New Apple iOS 5.1.1 update ( Fixes serious vulnerabilities )

Apple have released the latest version of iOS. The latest release is not just cosmetic however , it patched at least 3 serious security flaws.7
The official information can be found here : http://support.apple.com/kb/DL1521 , but the security reasons for updating are hard to find from DL1521. The article shows a list of five “improvements and bug fixes”, none of which is a compelling reason on its own to update now. To see the security issues – you need to visit http://support.apple.com/kb/HT5278, and if you have an iDevice, I strongly suggest you read it.

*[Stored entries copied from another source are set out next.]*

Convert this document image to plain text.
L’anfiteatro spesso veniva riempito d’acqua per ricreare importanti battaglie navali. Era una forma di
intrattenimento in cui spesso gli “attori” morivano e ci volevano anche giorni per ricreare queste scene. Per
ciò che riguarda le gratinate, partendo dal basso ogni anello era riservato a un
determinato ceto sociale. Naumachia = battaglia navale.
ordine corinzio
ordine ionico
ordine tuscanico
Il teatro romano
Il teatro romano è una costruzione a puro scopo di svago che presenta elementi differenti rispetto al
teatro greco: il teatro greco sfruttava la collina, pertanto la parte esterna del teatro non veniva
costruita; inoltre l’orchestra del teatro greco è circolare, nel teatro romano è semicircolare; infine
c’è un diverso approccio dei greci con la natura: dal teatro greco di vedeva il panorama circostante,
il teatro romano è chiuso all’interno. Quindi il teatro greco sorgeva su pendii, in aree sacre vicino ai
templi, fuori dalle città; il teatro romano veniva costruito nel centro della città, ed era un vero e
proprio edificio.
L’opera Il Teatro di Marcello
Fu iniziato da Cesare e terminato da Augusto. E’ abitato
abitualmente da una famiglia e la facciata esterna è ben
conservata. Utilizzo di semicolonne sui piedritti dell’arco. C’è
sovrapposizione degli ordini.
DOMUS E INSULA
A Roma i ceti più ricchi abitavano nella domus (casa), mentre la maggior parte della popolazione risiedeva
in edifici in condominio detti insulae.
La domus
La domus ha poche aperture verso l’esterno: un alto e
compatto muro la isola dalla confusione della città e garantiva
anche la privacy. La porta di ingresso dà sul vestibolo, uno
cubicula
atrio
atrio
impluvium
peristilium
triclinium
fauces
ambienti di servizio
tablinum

A brief summary of the security issues :
 
(1) Address-bar spoofing. Site X could direct you to site Y, but make it look as though you’d gone to site Z. Although this sounds like a minor issue, it isn’t. The address bar is supposed to be accurate at all times, because it’s the primary indicator of whose site you’re actually visiting. Indeed, the browser is supposed to ensure that untrusted content – such as JavaScript – inside a web page can’t write into or affect the surrounding user interface (the so-called “chrome”) itself. Address-bar spoofing is very useful to scammers, phishers and peddlers of malware because it lets them masquerade their bogus websites as the real deal.
 
(2) Cross-site scripting. When you visit site X, code pulled in from site Y could execute as though it had been served from site X. XSS (short for cross-site scripting) is always a cause for concern. Web browsers are supposed to enforce a “same-origin” policy. Content from site Y should only be able to see cookies set for site Y, and scripts served from site Y should only be able to connect back to site Y to exchange or request further data. If a script from site Y can view cookies set for site X, then a crook in control of site Y may be able to recover session authentication data (set by site X when you logged in), and thus to impersonate you online.
 
(3) Remote code execution. A maliciously crafted web page might crash your browser in such a way that it ends up running program code secretly embedded in the page. Executable machine code served up in an untrusted web page should never be able to get near to the CPU without provoking one or more do-you-really-intend-to-do-this dialogs. This helps to protect you from installing malware by mistake. Any time a hacker gets hold of an exploitable remote code execution (RCE) vulnerability, they’re laughing. They can sneak malware onto your computer or mobile device without consent or warning.
 
So in short update to iOS 5.1.1 as soon as you possibly can.